Entender a cultura e a religiosidade afro-brasileira como uma rica fonte de referência para a elaboração e o exercício de uma dramaturgia negra foi essencial para que a Cia dos Comuns atuasse não só pela própria colocação no mundo, mas a do teatro negro brasileiro em sua totalidade.
A roda do mundo, Candaces — a reconstrução do fogo, Bakulo — os bem lembrados, Silêncio e Traga-me a cabeça de Lima Barreto são os textos eternizados pelos atores e atrizes que até hoje mantém a companhia atuante na cena.
Um dos principais objetivos da Cia dos Comuns é contribuir para a abertura de mercado aos artistas negros e dar continuidade a uma dramaturgia e estética de teatro tendo o Teatro Experimental do Negro como principal referência.
Desse modo, de 2001 a 2008, não só encenou produções, como movimentou o debate público sobre a sustentabilidade da área. O Fórum Nacional de Performance Negra e a mostra artística Ólonadé são alguns dos legados.
Embora a realidade seja de pouco incentivo para as artes, Cobrinha via otimismo na cena. “Veja bem”, conta, “não tem patrocínio para ninguém, não tem subvenção da cultura para praticamente ninguém hoje, mas nós que quase nunca tivemos, sempre tivemos essa escassez. A gente está dando uma volta por cima. É uma pena que a pandemia interrompeu esse processo”.
O teatro negro no Rio de Janeiro, em São Paulo e em Salvador estavam chegando a um momento diferente, defende o dramaturgo.

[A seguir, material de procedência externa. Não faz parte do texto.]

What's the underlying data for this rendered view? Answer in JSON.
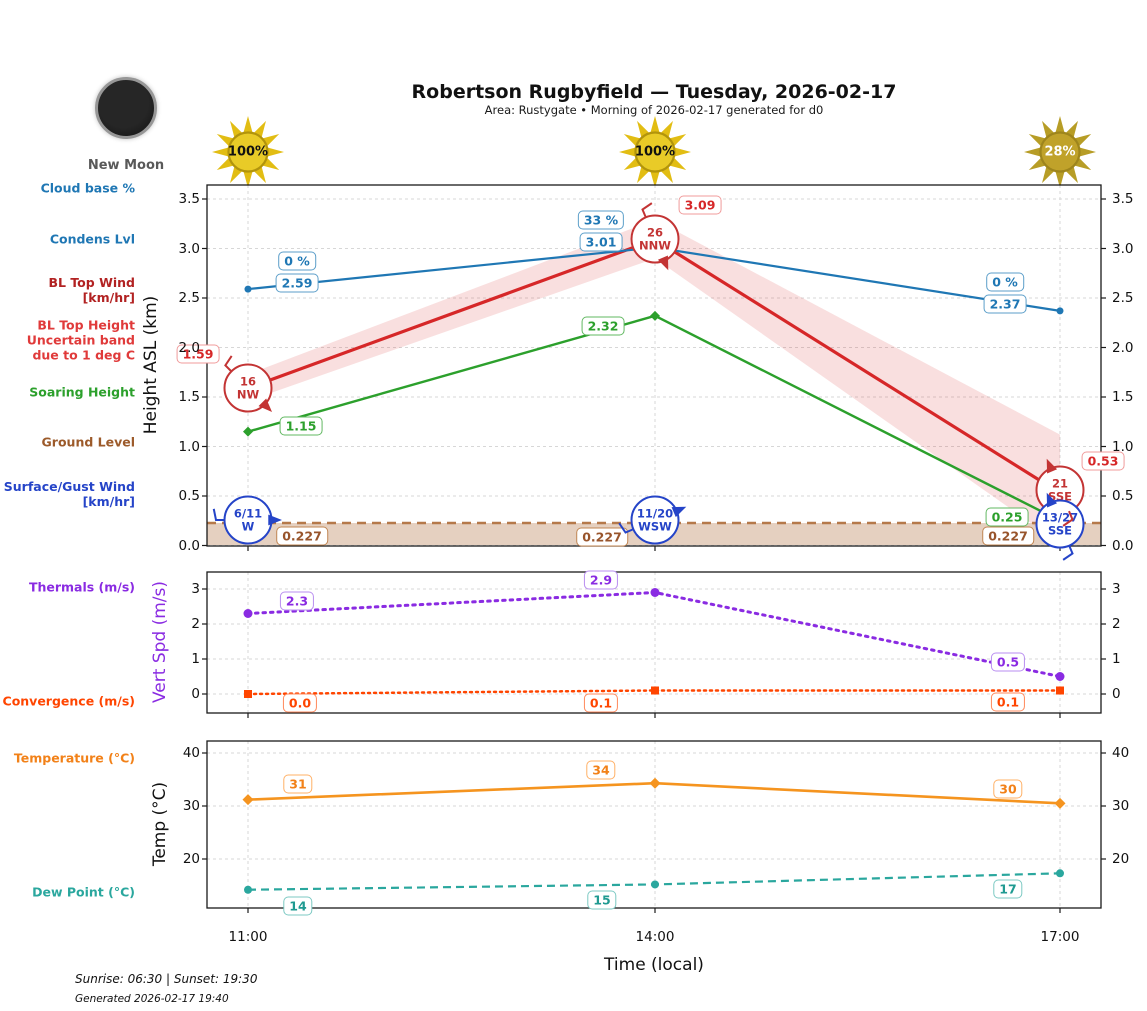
{
  "header": {
    "title": "Robertson Rugbyfield — Tuesday, 2026-02-17",
    "subtitle": "Area: Rustygate • Morning of 2026-02-17 generated for d0"
  },
  "moon": {
    "phase_label": "New Moon"
  },
  "suns": [
    {
      "percent": "100%",
      "bright": true
    },
    {
      "percent": "100%",
      "bright": true
    },
    {
      "percent": "28%",
      "bright": false
    }
  ],
  "left_labels": [
    {
      "text": "Cloud base %",
      "color": "#1f77b4"
    },
    {
      "text": "Condens Lvl",
      "color": "#1f77b4"
    },
    {
      "text": "BL Top Wind\n[km/hr]",
      "color": "#b22222"
    },
    {
      "text": "BL Top Height\nUncertain band\ndue to 1 deg C",
      "color": "#e03a3a"
    },
    {
      "text": "Soaring Height",
      "color": "#2ca02c"
    },
    {
      "text": "Ground Level",
      "color": "#9c5a2a"
    },
    {
      "text": "Surface/Gust Wind\n[km/hr]",
      "color": "#2544c8"
    },
    {
      "text": "Thermals (m/s)",
      "color": "#8a2be2"
    },
    {
      "text": "Convergence (m/s)",
      "color": "#ff4500"
    },
    {
      "text": "Temperature (°C)",
      "color": "#f28118"
    },
    {
      "text": "Dew Point (°C)",
      "color": "#2aa79e"
    }
  ],
  "axes": {
    "x_ticks": [
      "11:00",
      "14:00",
      "17:00"
    ],
    "x_label": "Time (local)",
    "chart1": {
      "y_label": "Height ASL (km)",
      "y_ticks": [
        "0.0",
        "0.5",
        "1.0",
        "1.5",
        "2.0",
        "2.5",
        "3.0",
        "3.5"
      ]
    },
    "chart2": {
      "y_label": "Vert Spd (m/s)",
      "y_ticks": [
        "0",
        "1",
        "2",
        "3"
      ]
    },
    "chart3": {
      "y_label": "Temp (°C)",
      "y_ticks": [
        "20",
        "30",
        "40"
      ]
    }
  },
  "chart_data": [
    {
      "type": "line",
      "x": [
        "11:00",
        "14:00",
        "17:00"
      ],
      "ylabel": "Height ASL (km)",
      "ylim": [
        0.0,
        3.64
      ],
      "series": [
        {
          "name": "Condens Lvl",
          "color": "#1f77b4",
          "values": [
            2.59,
            3.01,
            2.37
          ],
          "labels": [
            "2.59",
            "3.01",
            "2.37"
          ],
          "cloud_base_pct_labels": [
            "0 %",
            "33 %",
            "0 %"
          ]
        },
        {
          "name": "BL Top Height",
          "color": "#d62728",
          "values": [
            1.59,
            3.09,
            0.53
          ],
          "labels": [
            "1.59",
            "3.09",
            "0.53"
          ],
          "band_upper": [
            1.73,
            3.29,
            1.12
          ],
          "band_lower": [
            1.46,
            2.9,
            0.02
          ]
        },
        {
          "name": "Soaring Height",
          "color": "#2ca02c",
          "values": [
            1.15,
            2.32,
            0.25
          ],
          "labels": [
            "1.15",
            "2.32",
            "0.25"
          ]
        },
        {
          "name": "Ground Level",
          "color": "#b5794a",
          "values": [
            0.227,
            0.227,
            0.227
          ],
          "labels": [
            "0.227",
            "0.227",
            "0.227"
          ]
        }
      ],
      "winds_aloft": [
        {
          "speed": "16",
          "dir": "NW"
        },
        {
          "speed": "26",
          "dir": "NNW"
        },
        {
          "speed": "21",
          "dir": "SSE"
        }
      ],
      "surface_winds": [
        {
          "speed": "6/11",
          "dir": "W"
        },
        {
          "speed": "11/20",
          "dir": "WSW"
        },
        {
          "speed": "13/27",
          "dir": "SSE"
        }
      ]
    },
    {
      "type": "line",
      "x": [
        "11:00",
        "14:00",
        "17:00"
      ],
      "ylabel": "Vert Spd (m/s)",
      "ylim": [
        -0.6,
        3.5
      ],
      "series": [
        {
          "name": "Thermals (m/s)",
          "color": "#8a2be2",
          "values": [
            2.3,
            2.9,
            0.5
          ],
          "labels": [
            "2.3",
            "2.9",
            "0.5"
          ]
        },
        {
          "name": "Convergence (m/s)",
          "color": "#ff4500",
          "values": [
            0.0,
            0.1,
            0.1
          ],
          "labels": [
            "0.0",
            "0.1",
            "0.1"
          ]
        }
      ]
    },
    {
      "type": "line",
      "x": [
        "11:00",
        "14:00",
        "17:00"
      ],
      "ylabel": "Temp (°C)",
      "ylim": [
        11,
        42.5
      ],
      "series": [
        {
          "name": "Temperature (°C)",
          "color": "#f5941f",
          "values": [
            31.2,
            34.3,
            30.5
          ],
          "labels": [
            "31",
            "34",
            "30"
          ]
        },
        {
          "name": "Dew Point (°C)",
          "color": "#2aa79e",
          "values": [
            14.2,
            15.2,
            17.3
          ],
          "labels": [
            "14",
            "15",
            "17"
          ]
        }
      ]
    }
  ],
  "footer": {
    "sun_times": "Sunrise: 06:30 | Sunset: 19:30",
    "generated": "Generated 2026-02-17 19:40"
  }
}
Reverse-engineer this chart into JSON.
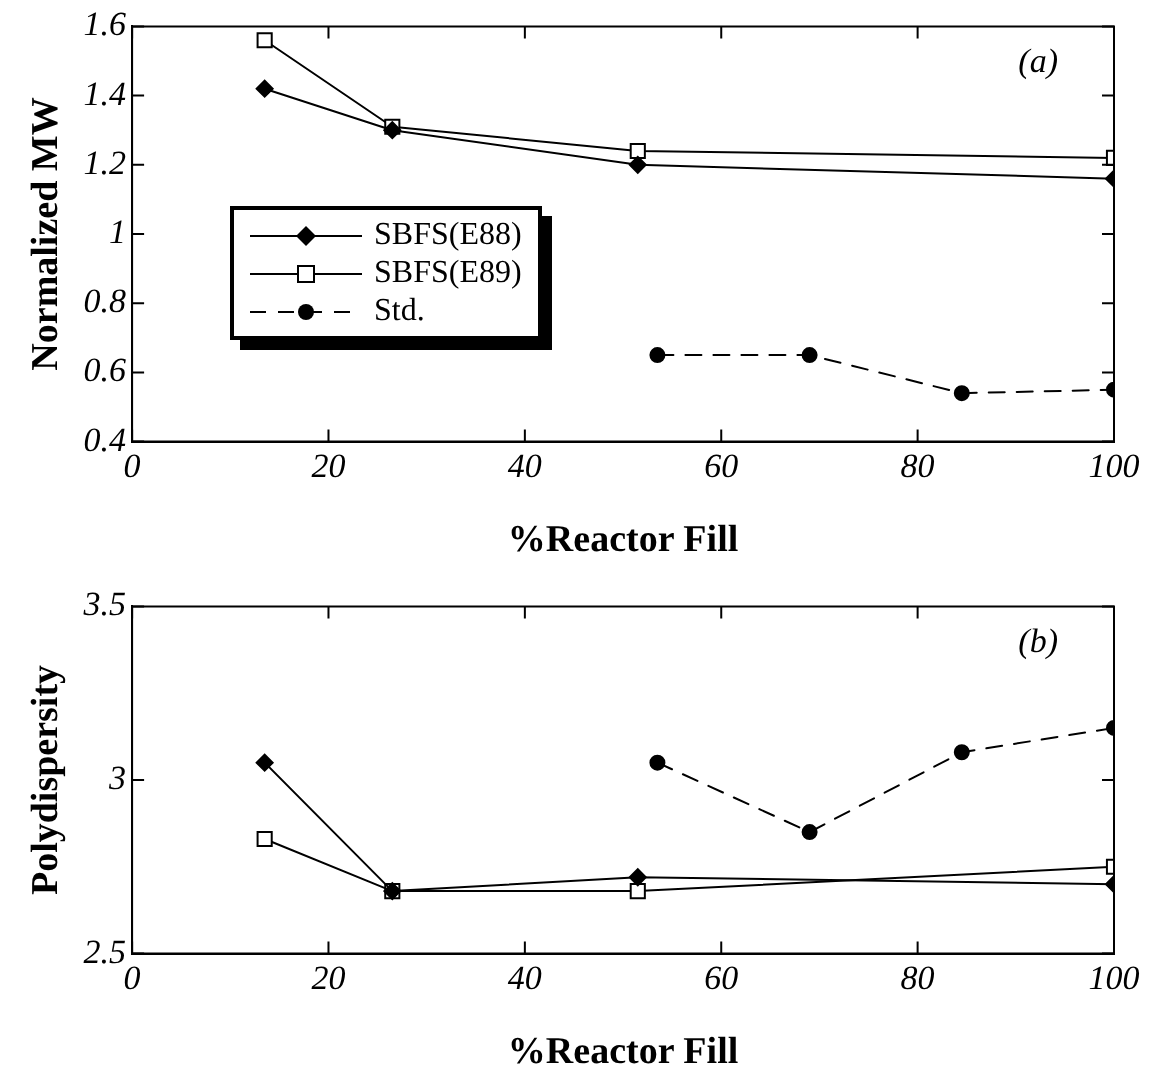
{
  "chart_data": [
    {
      "type": "line",
      "xlabel": "%Reactor Fill",
      "ylabel": "Normalized MW",
      "xlim": [
        0,
        100
      ],
      "xticks": [
        0,
        20,
        40,
        60,
        80,
        100
      ],
      "ylim": [
        0.4,
        1.6
      ],
      "yticks": [
        0.4,
        0.6,
        0.8,
        1,
        1.2,
        1.4,
        1.6
      ],
      "grid": false,
      "legend": "left",
      "annotations": [
        "(a)"
      ],
      "series": [
        {
          "name": "SBFS(E88)",
          "color": "#000000",
          "marker": "diamond",
          "line_style": "solid",
          "x": [
            13.5,
            26.5,
            51.5,
            100
          ],
          "values": [
            1.42,
            1.3,
            1.2,
            1.16
          ]
        },
        {
          "name": "SBFS(E89)",
          "color": "#000000",
          "marker": "square",
          "line_style": "solid",
          "x": [
            13.5,
            26.5,
            51.5,
            100
          ],
          "values": [
            1.56,
            1.31,
            1.24,
            1.22
          ]
        },
        {
          "name": "Std.",
          "color": "#000000",
          "marker": "circle",
          "line_style": "dashed",
          "x": [
            53.5,
            69,
            84.5,
            100
          ],
          "values": [
            0.65,
            0.65,
            0.54,
            0.55
          ]
        }
      ]
    },
    {
      "type": "line",
      "xlabel": "%Reactor Fill",
      "ylabel": "Polydispersity",
      "xlim": [
        0,
        100
      ],
      "xticks": [
        0,
        20,
        40,
        60,
        80,
        100
      ],
      "ylim": [
        2.5,
        3.5
      ],
      "yticks": [
        2.5,
        3,
        3.5
      ],
      "grid": false,
      "annotations": [
        "(b)"
      ],
      "series": [
        {
          "color": "#000000",
          "marker": "diamond",
          "line_style": "solid",
          "x": [
            13.5,
            26.5,
            51.5,
            100
          ],
          "values": [
            3.05,
            2.68,
            2.72,
            2.7
          ]
        },
        {
          "color": "#000000",
          "marker": "square",
          "line_style": "solid",
          "x": [
            13.5,
            26.5,
            51.5,
            100
          ],
          "values": [
            2.83,
            2.68,
            2.68,
            2.75
          ]
        },
        {
          "color": "#000000",
          "marker": "circle",
          "line_style": "dashed",
          "x": [
            53.5,
            69,
            84.5,
            100
          ],
          "values": [
            3.05,
            2.85,
            3.08,
            3.15
          ]
        }
      ]
    }
  ]
}
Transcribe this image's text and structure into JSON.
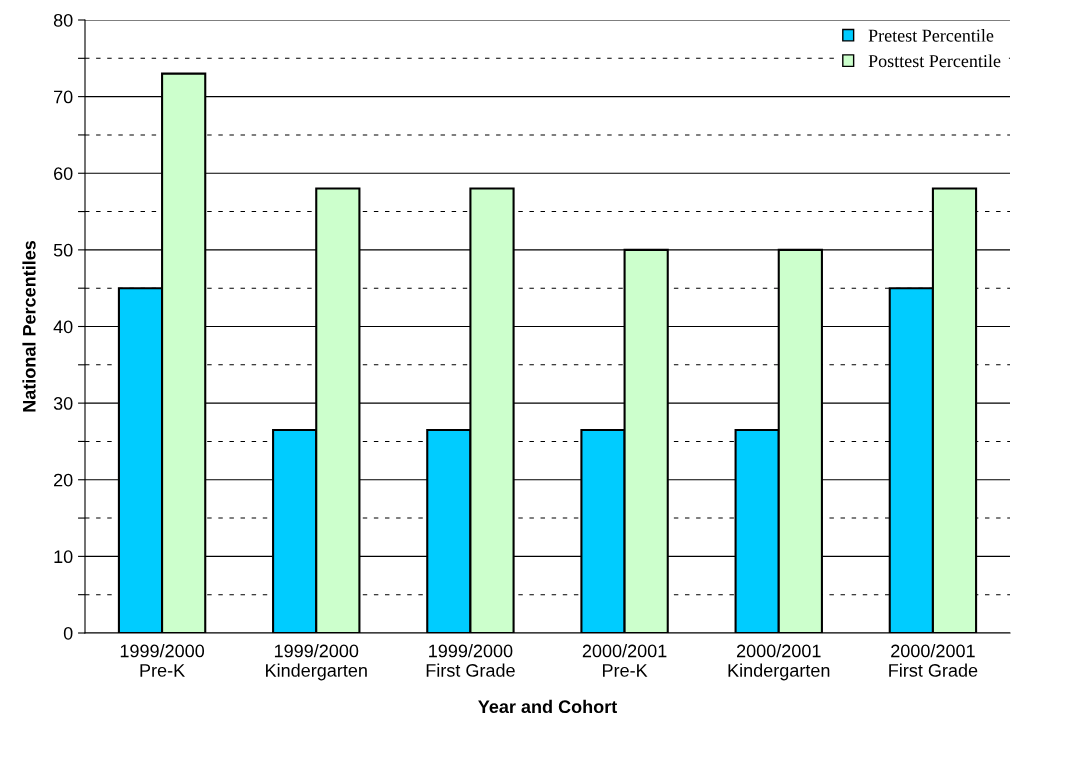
{
  "chart_data": {
    "type": "bar",
    "xlabel": "Year and Cohort",
    "ylabel": "National Percentiles",
    "categories": [
      "1999/2000\nPre-K",
      "1999/2000\nKindergarten",
      "1999/2000\nFirst Grade",
      "2000/2001\nPre-K",
      "2000/2001\nKindergarten",
      "2000/2001\nFirst Grade"
    ],
    "series": [
      {
        "name": "Pretest Percentile",
        "color": "#00ccff",
        "values": [
          45,
          26.5,
          26.5,
          26.5,
          26.5,
          45
        ]
      },
      {
        "name": "Posttest Percentile",
        "color": "#ccffcc",
        "values": [
          73,
          58,
          58,
          50,
          50,
          58
        ]
      }
    ],
    "ylim": [
      0,
      80
    ],
    "yticks": [
      0,
      {
        "value": 5,
        "label": null
      },
      10,
      {
        "value": 15,
        "label": null
      },
      20,
      {
        "value": 25,
        "label": null
      },
      30,
      {
        "value": 35,
        "label": null
      },
      40,
      {
        "value": 45,
        "label": null
      },
      50,
      {
        "value": 55,
        "label": null
      },
      60,
      {
        "value": 65,
        "label": null
      },
      70,
      {
        "value": 75,
        "label": null
      },
      80
    ],
    "grid": "y",
    "legend": "top right"
  }
}
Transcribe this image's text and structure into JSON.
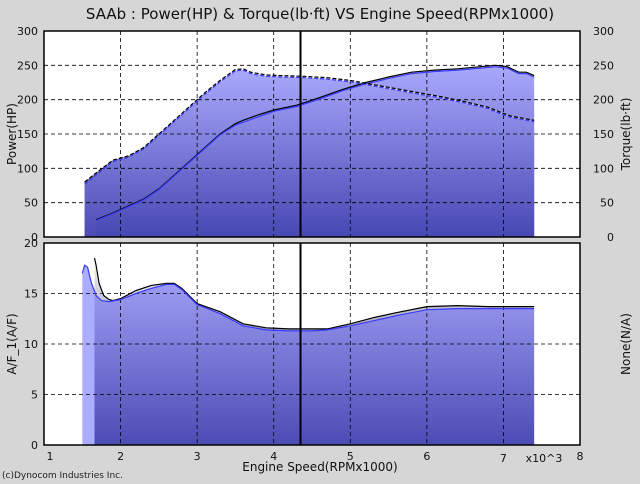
{
  "title": "SAAb : Power(HP) & Torque(lb·ft) VS Engine Speed(RPMx1000)",
  "copyright": "(c)Dynocom Industries Inc.",
  "colors": {
    "background": "#d6d6d6",
    "plot_background": "#ffffff",
    "fill_dark": "#1c1c52",
    "fill_light": "#f4f4f8",
    "run_a": "#000000",
    "run_b": "#3a3aff",
    "grid": "#000000"
  },
  "chart_data": [
    {
      "type": "area",
      "panel": "top",
      "ylabel": "Power(HP)",
      "ylabel_right": "Torque(lb·ft)",
      "xlim": [
        1,
        8
      ],
      "ylim": [
        0,
        300
      ],
      "yticks": [
        0,
        50,
        100,
        150,
        200,
        250,
        300
      ],
      "grid": true,
      "cursor_x": 4.35,
      "series": [
        {
          "x": [
            1.68,
            1.9,
            2.1,
            2.3,
            2.5,
            2.7,
            2.9,
            3.1,
            3.3,
            3.5,
            3.6,
            3.8,
            4.0,
            4.3,
            4.6,
            4.9,
            5.2,
            5.5,
            5.8,
            6.1,
            6.4,
            6.7,
            6.9,
            7.05,
            7.2,
            7.3,
            7.4
          ],
          "y": [
            25,
            35,
            45,
            55,
            70,
            90,
            110,
            130,
            150,
            165,
            170,
            178,
            185,
            192,
            203,
            215,
            225,
            233,
            240,
            243,
            245,
            248,
            250,
            248,
            240,
            240,
            235
          ]
        },
        {
          "x": [
            1.68,
            1.9,
            2.1,
            2.3,
            2.5,
            2.7,
            2.9,
            3.1,
            3.3,
            3.5,
            3.6,
            3.8,
            4.0,
            4.3,
            4.6,
            4.9,
            5.2,
            5.5,
            5.8,
            6.1,
            6.4,
            6.7,
            6.9,
            7.05,
            7.2,
            7.3,
            7.4
          ],
          "y": [
            24,
            34,
            44,
            54,
            69,
            89,
            109,
            129,
            149,
            163,
            167,
            175,
            183,
            190,
            201,
            213,
            223,
            231,
            238,
            241,
            243,
            246,
            248,
            246,
            238,
            238,
            233
          ]
        },
        {
          "x": [
            1.53,
            1.7,
            1.9,
            2.1,
            2.3,
            2.5,
            2.7,
            2.9,
            3.1,
            3.3,
            3.5,
            3.6,
            3.7,
            3.9,
            4.1,
            4.4,
            4.7,
            5.0,
            5.3,
            5.6,
            5.9,
            6.2,
            6.5,
            6.8,
            7.0,
            7.1,
            7.2,
            7.4
          ],
          "y": [
            80,
            95,
            112,
            118,
            130,
            150,
            170,
            190,
            210,
            228,
            244,
            245,
            240,
            236,
            235,
            234,
            232,
            228,
            222,
            216,
            210,
            204,
            197,
            189,
            180,
            176,
            174,
            170
          ]
        },
        {
          "x": [
            1.53,
            1.7,
            1.9,
            2.1,
            2.3,
            2.5,
            2.7,
            2.9,
            3.1,
            3.3,
            3.5,
            3.6,
            3.7,
            3.9,
            4.1,
            4.4,
            4.7,
            5.0,
            5.3,
            5.6,
            5.9,
            6.2,
            6.5,
            6.8,
            7.0,
            7.1,
            7.2,
            7.4
          ],
          "y": [
            77,
            92,
            110,
            116,
            128,
            148,
            168,
            188,
            208,
            226,
            242,
            243,
            238,
            234,
            233,
            232,
            230,
            226,
            220,
            214,
            208,
            202,
            195,
            187,
            178,
            174,
            172,
            168
          ]
        }
      ]
    },
    {
      "type": "area",
      "panel": "bottom",
      "xlabel": "Engine Speed(RPMx1000)",
      "ylabel": "A/F_1(A/F)",
      "ylabel_right": "None(N/A)",
      "xlim": [
        1,
        8
      ],
      "ylim": [
        0,
        20
      ],
      "yticks": [
        0,
        5,
        10,
        15,
        20
      ],
      "xticks": [
        1,
        2,
        3,
        4,
        5,
        6,
        7,
        8
      ],
      "x_multiplier_label": "x10^3",
      "grid": true,
      "cursor_x": 4.35,
      "series": [
        {
          "x": [
            1.66,
            1.68,
            1.72,
            1.78,
            1.85,
            1.9,
            2.0,
            2.2,
            2.4,
            2.6,
            2.7,
            2.8,
            3.0,
            3.3,
            3.6,
            3.9,
            4.2,
            4.5,
            4.7,
            5.0,
            5.3,
            5.6,
            6.0,
            6.4,
            6.8,
            7.1,
            7.4
          ],
          "y": [
            18.5,
            17.8,
            16.0,
            14.8,
            14.4,
            14.3,
            14.5,
            15.3,
            15.8,
            16.0,
            16.0,
            15.5,
            14.0,
            13.2,
            12.0,
            11.6,
            11.5,
            11.5,
            11.5,
            12.0,
            12.6,
            13.1,
            13.7,
            13.8,
            13.7,
            13.7,
            13.7
          ]
        },
        {
          "x": [
            1.5,
            1.53,
            1.57,
            1.62,
            1.68,
            1.75,
            1.85,
            2.0,
            2.2,
            2.4,
            2.6,
            2.7,
            2.8,
            3.0,
            3.3,
            3.6,
            3.9,
            4.2,
            4.5,
            4.7,
            5.0,
            5.3,
            5.6,
            6.0,
            6.4,
            6.8,
            7.1,
            7.4
          ],
          "y": [
            17.0,
            17.8,
            17.6,
            16.0,
            14.8,
            14.3,
            14.2,
            14.4,
            15.0,
            15.5,
            15.9,
            15.9,
            15.4,
            13.9,
            13.0,
            11.8,
            11.4,
            11.3,
            11.3,
            11.4,
            11.8,
            12.3,
            12.8,
            13.4,
            13.5,
            13.5,
            13.5,
            13.5
          ]
        }
      ]
    }
  ]
}
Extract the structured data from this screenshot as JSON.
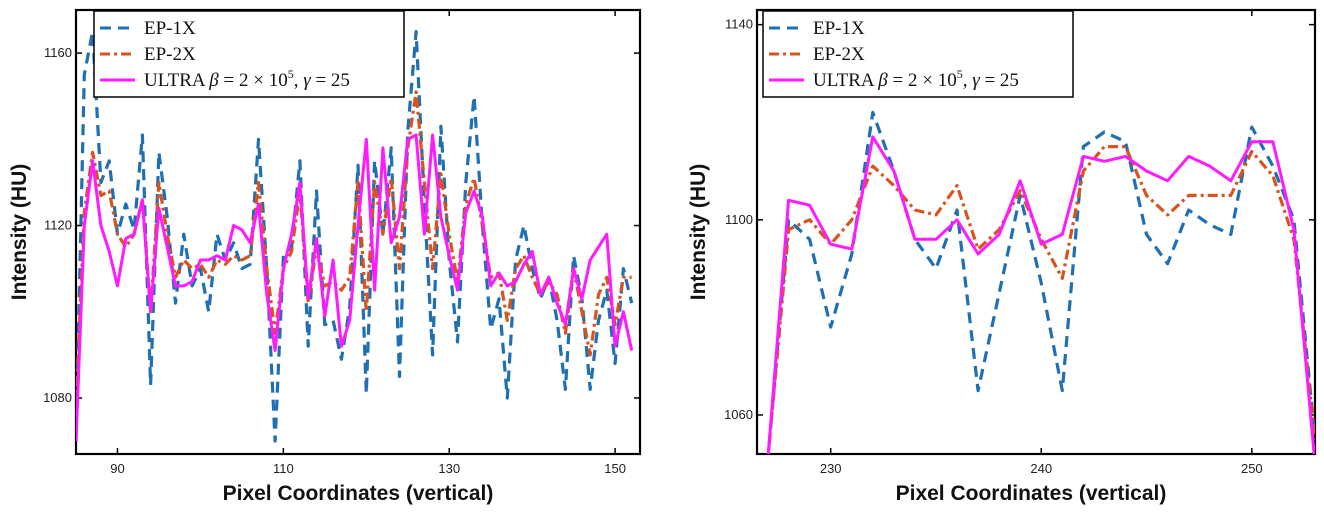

Mesmo os expectadores com menor poder aquisitivo entendiam a importância de pagar o mínimo que fosse, de modo que os artistas e trabalhadores fossem devidamente remunerados.
“De 40 para cá, tudo o que é feito é Abdias do Nascimento”
O conselho de Cobrinha a quem pretende dar continuidade ao Teatro Negro é cuidar da técnica e não fraquejar na questão política. À essas posturas que o dramaturgo credita a sobrevivência e crescente relevância dos atores e outros profissionais das artes negras na cena teatral.
Com quase 45 anos de atuação, Cobrinha nunca saiu de perto de Abdias do Nascimento. Segundo ele, tudo o que foi feito desde o Teatro Experimental do Negro é uma continuidade do que Abdias desejou.
“O teatro é o estrato da cultura de um povo. E tudo o que a gente quer é o estrato da cultura e da vida da gente negra no palco. Era o que o multiartista acreditava e é o que vem sendo feito até então”, afirma Cobrinha.
Em 2021, completou-se 10 anos desde que Abdias se juntou à ancestralidade para seguir influenciando e sendo referência para quem segue tocando o TEN, além de outras iniciativas de emancipação da população negra brasileira.